A FEDERAL emissions reduction regime that has allowed Centennial Coal to dramatically lift carbon and methane emissions from its Myuna and Mandalong coal mines for the second year in a row, without incurring millions of dollars in emission costs, is failing taxpayers and the environment, say critics who have demanded change.
The federal Clean Energy Regulator allowed Centennial to increase its emission baseline at Wangi Wangi's Myuna colliery by 65 per cent in 2017-18, and by 47 per cent in 2018-19, based on a Centennial argument that while total emissions increased it had reduced emissions per tonne of coal produced.
The company used the same argument to secure increased emissions from its Mandalong mine.
But critics including the Australian Conservation Foundation say the flawed federal emissions regime, including a "safeguard mechanism" introduced by the Abbott Federal Government to stop industrial emission increases cancelling out emission cuts paid for by taxpayers, is a huge failure.
In October the Australian Industry Group also expressed concern that safeguard baseline changes removed incentives to reduce emissions and did not "penalise or drive change to existing emissions".

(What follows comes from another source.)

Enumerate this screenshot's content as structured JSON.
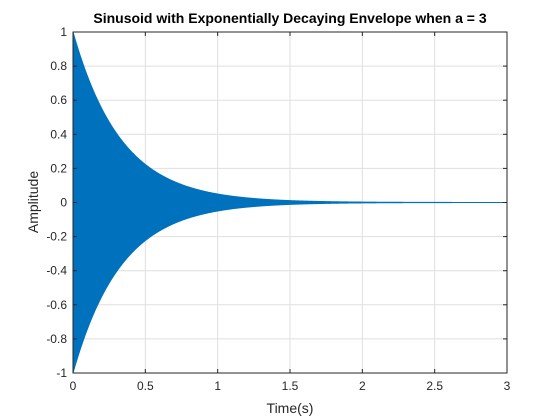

The ease with which some companies obtain safeguard baseline emission increases undermines the whole regime and is a factor in the significant rise in total national industrial emissions in the past few years, while the power and agriculture sectors are reducing emissions, the Australian Conservation Foundation said.

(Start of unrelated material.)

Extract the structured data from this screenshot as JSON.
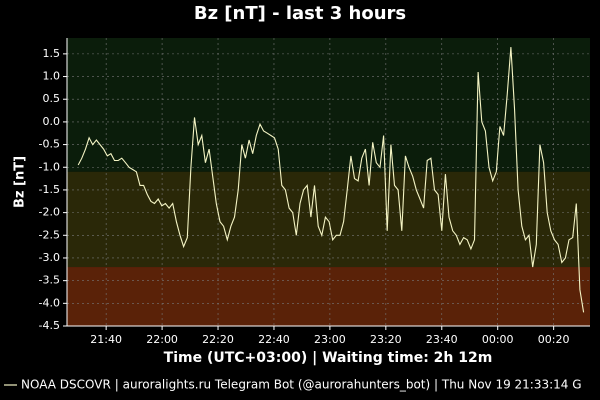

"Centennial has avoided having to buy around $6.2 million in carbon offset credits, pay an alternative financial penalty or implement strategies to cut its mining pollution," ACF climate campaigner Suzanne Harter said.

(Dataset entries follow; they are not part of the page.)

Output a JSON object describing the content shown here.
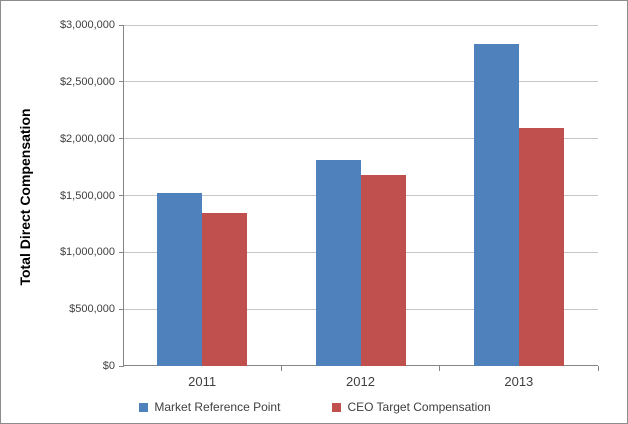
{
  "chart_data": {
    "type": "bar",
    "title": "",
    "xlabel": "",
    "ylabel": "Total Direct Compensation",
    "categories": [
      "2011",
      "2012",
      "2013"
    ],
    "series": [
      {
        "name": "Market Reference Point",
        "color": "#4F81BD",
        "values": [
          1520000,
          1810000,
          2830000
        ]
      },
      {
        "name": "CEO Target Compensation",
        "color": "#C0504D",
        "values": [
          1350000,
          1680000,
          2090000
        ]
      }
    ],
    "ylim": [
      0,
      3000000
    ],
    "y_tick_step": 500000,
    "y_ticks": [
      "$0",
      "$500,000",
      "$1,000,000",
      "$1,500,000",
      "$2,000,000",
      "$2,500,000",
      "$3,000,000"
    ],
    "grid": true,
    "legend_position": "bottom"
  },
  "colors": {
    "axis": "#868686",
    "gridline": "#c6c6c6",
    "tick_text": "#404040",
    "border": "#8c8c8c",
    "series_blue": "#4F81BD",
    "series_red": "#C0504D"
  }
}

The $6.2 million is calculated using the price the Federal Government pays for carbon credits, using taxpayer funds, under its emission reduction regime.
The federal regime set a baseline of emissions for more than 100 of Australia's largest industrial facilities that released more than 100,000 tonnes of carbon and methane emissions each year.
The regime required companies that breached their "baselines" to buy carbon credits from the government that had been created by cuts elsewhere, to "safeguard" the cuts.
Instead the Clean Energy Regulator had repeatedly allowed industries to increase their baselines, the ACF said.
"This blowout is a reminder that there's virtually no cost or penalty for the big polluters that are fuelling climate damage in Australia, such as this summer's devastating bushfires," Ms Harter said.
"The so-called safeguard mechanism was established as a 'do nothing' policy, setting baselines for Australia's biggest polluters based on historic high points in their emissions.
"This latest analysis shows it's even worse than that - big polluters are using the safeguard mechanism as a cover for emissions blowouts, allowing them to increase their pollution without penalty under the guise of climate action."
Under the Emissions Reduction Fund, described by the government as a significant tool to reduce emissions, federal taxpayer funds have been awarded to a contractor to reduce emissions at Mandalong colliery.
In December, 2017 the contractor won the government contract to "intall and operate electricity production devices to capture and combust the methane component of coal mine waste gas", a project the company said would lead to a 357,500 tonne reduction in emissions at Mandalong.
Ms Harter said Myuna colliery alone had been approved to emit an additional 450,000 tonnes beyond its "baseline" over the past two years, which demonstrated the failure of the government's regimes at significant public expense.
"The safeguard mechanism is not even doing the basic job of protecting public money spent through the Emissions Reduction Fund from blowing out elsewhere in the economy," Ms Harter said.
Centennial Coal has been contacted for comment.
In response to previous questions about the mines and emission reductions, a spokesperson said the baseline increases were approved because the company met provisions in the legislation.